Haiti 2010 © Julie Remy
Isabelle Jeanson has worked in communications with Doctors without Borders/Médecins Sans Frontières (MSF) since 2003. She has spent time with MSF missions in Colombia, Russia, Nigeria, and Papua New Guinea, and she served as an emergency press officer in Sri Lanka following the 2004 tsunami. She joined the emergency team in Haiti 48 hours after the January 12 earthquake struck, and filed this report on the morning of January 19:
Some people are now selling food in makeshift markets, and there is more traffic in the streets. There's also the regular sound of helicopters hovering overhead. More and more aid organizations are showing up and trucks and some cranes are steadily working through buildings in the city, searching for people who are still missing—though who knows how long it will take to dig through all the rubble.
Yesterday I visited the MSF operation at Trinite Hospital. There was a small baby, about six weeks old, lying on her side in her bed because her right arm had been amputated and she was covered in bandages. The auxiliary nurse told me her story. Sad and miraculous. She had been in the hospital when the earthquake hit. The building was partially destroyed. This tiny little girl fell through concrete floors and walls. Somehow, she survived and was rescued from the rubble. No one knows where her mother is, though. Chances are she doesn't have a family anymore.

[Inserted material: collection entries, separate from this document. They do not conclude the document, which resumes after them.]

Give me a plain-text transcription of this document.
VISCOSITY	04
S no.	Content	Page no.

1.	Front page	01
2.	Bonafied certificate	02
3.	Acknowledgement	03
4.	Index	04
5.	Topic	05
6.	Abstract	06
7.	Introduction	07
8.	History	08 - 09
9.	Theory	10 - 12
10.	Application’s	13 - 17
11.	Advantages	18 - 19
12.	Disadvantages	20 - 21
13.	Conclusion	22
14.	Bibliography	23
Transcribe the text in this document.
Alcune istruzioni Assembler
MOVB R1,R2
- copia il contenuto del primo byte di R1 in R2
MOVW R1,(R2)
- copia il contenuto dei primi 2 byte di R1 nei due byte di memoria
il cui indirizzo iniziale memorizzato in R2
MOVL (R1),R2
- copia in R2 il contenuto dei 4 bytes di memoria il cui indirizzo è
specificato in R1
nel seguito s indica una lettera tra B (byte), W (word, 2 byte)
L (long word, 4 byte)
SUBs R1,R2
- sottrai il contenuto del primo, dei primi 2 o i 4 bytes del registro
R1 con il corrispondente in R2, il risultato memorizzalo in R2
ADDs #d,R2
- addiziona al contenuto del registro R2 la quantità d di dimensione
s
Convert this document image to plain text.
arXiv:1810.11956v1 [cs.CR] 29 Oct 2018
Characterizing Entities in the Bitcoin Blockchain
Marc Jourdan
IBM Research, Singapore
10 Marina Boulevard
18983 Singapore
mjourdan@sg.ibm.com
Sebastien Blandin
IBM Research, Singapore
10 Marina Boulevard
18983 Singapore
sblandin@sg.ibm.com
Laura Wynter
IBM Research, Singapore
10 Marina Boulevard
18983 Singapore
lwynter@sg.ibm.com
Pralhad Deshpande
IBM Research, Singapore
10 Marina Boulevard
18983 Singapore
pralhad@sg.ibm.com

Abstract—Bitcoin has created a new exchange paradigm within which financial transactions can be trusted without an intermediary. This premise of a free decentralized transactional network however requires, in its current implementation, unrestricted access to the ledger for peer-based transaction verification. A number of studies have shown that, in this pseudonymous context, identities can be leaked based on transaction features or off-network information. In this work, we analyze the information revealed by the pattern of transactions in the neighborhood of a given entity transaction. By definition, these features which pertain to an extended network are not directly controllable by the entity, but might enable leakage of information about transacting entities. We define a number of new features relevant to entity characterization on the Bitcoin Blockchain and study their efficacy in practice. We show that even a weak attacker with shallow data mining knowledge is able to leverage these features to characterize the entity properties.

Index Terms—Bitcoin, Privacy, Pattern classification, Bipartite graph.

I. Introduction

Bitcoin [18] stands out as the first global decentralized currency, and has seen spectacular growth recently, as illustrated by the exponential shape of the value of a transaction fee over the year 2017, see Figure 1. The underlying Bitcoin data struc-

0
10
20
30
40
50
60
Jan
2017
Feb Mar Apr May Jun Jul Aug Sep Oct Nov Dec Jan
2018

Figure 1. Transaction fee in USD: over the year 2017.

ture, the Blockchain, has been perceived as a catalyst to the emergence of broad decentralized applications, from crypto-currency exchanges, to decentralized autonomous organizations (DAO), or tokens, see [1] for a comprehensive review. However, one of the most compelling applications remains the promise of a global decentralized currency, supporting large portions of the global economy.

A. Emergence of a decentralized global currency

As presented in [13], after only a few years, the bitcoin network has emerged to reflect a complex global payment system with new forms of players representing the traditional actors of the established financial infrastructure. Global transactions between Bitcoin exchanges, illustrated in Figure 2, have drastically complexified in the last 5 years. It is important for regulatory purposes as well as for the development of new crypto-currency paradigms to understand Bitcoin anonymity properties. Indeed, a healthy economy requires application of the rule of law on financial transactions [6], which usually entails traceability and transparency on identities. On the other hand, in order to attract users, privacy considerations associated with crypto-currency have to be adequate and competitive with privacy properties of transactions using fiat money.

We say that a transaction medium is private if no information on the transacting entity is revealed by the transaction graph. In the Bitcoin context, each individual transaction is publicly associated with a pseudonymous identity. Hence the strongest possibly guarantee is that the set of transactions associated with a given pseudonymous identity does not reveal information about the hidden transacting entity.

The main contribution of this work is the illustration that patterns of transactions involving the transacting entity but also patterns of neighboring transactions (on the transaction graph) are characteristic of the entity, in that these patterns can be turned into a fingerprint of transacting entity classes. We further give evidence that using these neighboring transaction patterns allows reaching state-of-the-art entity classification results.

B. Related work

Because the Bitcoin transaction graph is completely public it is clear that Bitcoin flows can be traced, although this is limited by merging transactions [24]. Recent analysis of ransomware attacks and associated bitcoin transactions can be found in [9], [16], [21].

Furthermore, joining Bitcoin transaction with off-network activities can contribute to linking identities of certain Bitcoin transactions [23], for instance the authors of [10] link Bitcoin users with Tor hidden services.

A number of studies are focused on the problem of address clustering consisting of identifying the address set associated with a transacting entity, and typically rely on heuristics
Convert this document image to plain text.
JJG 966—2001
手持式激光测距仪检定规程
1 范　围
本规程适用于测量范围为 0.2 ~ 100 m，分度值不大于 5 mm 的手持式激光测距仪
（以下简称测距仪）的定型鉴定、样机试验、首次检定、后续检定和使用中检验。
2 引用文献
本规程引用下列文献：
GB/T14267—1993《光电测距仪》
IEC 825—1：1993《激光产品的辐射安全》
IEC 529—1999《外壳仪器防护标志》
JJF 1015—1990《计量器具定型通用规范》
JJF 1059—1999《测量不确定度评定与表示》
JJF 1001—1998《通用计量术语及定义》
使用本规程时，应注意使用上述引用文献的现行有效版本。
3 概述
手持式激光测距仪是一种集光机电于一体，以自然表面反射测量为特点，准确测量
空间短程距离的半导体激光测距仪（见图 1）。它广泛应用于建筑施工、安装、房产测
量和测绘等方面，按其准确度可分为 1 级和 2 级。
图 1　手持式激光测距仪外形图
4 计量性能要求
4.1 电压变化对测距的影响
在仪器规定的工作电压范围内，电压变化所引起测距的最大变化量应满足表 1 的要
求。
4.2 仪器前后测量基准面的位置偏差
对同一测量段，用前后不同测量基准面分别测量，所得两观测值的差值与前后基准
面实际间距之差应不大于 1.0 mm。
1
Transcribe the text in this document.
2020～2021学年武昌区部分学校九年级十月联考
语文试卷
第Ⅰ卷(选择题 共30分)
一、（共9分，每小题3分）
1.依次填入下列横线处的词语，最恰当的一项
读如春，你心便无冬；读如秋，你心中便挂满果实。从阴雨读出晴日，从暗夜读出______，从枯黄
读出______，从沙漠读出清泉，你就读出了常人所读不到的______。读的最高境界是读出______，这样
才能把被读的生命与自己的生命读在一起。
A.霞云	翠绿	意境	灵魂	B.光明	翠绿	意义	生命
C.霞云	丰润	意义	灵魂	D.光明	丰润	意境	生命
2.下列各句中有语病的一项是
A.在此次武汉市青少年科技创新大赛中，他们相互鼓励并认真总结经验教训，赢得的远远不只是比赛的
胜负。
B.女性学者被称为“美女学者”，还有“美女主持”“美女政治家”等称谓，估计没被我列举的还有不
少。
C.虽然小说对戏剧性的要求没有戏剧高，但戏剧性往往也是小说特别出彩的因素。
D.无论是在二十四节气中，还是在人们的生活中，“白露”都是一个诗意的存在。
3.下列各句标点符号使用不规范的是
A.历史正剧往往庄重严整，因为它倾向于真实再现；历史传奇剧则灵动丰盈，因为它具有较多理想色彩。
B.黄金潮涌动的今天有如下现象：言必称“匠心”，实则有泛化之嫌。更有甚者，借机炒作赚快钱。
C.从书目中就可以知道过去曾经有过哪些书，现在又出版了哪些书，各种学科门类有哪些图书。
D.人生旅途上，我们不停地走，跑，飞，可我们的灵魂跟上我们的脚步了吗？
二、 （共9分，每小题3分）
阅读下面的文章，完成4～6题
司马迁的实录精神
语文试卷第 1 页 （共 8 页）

A man with a gunshot wound was carried in on a stretcher. Two doctors jumped into action, first checking to see if he was conscious, then seeing if he could feel his arms and legs. Even though the gunshot had punctured his neck, they determined he was "operable,” which is to say that even under the limited conditions of our operating theatre—in this case, it’s been set up inside a converted shipping container—the team could still save his life. We're not sure who shot him or why.
The patients we are treating will end up leaving our hospitals as different people. Many must undergo amputations because their limbs were so badly crushed that there's no way of saving them. A colleague who is on his fourth mission with MSF told me he was amazed that MSF had the capability to bring together the human resources, logistics, and setup that is required to respond to this kind of emergency in these sorts of conditions. Amazingly, though, everyone here, including our Haitian staff, remains singularly focused on one common goal: saving as many people as we can.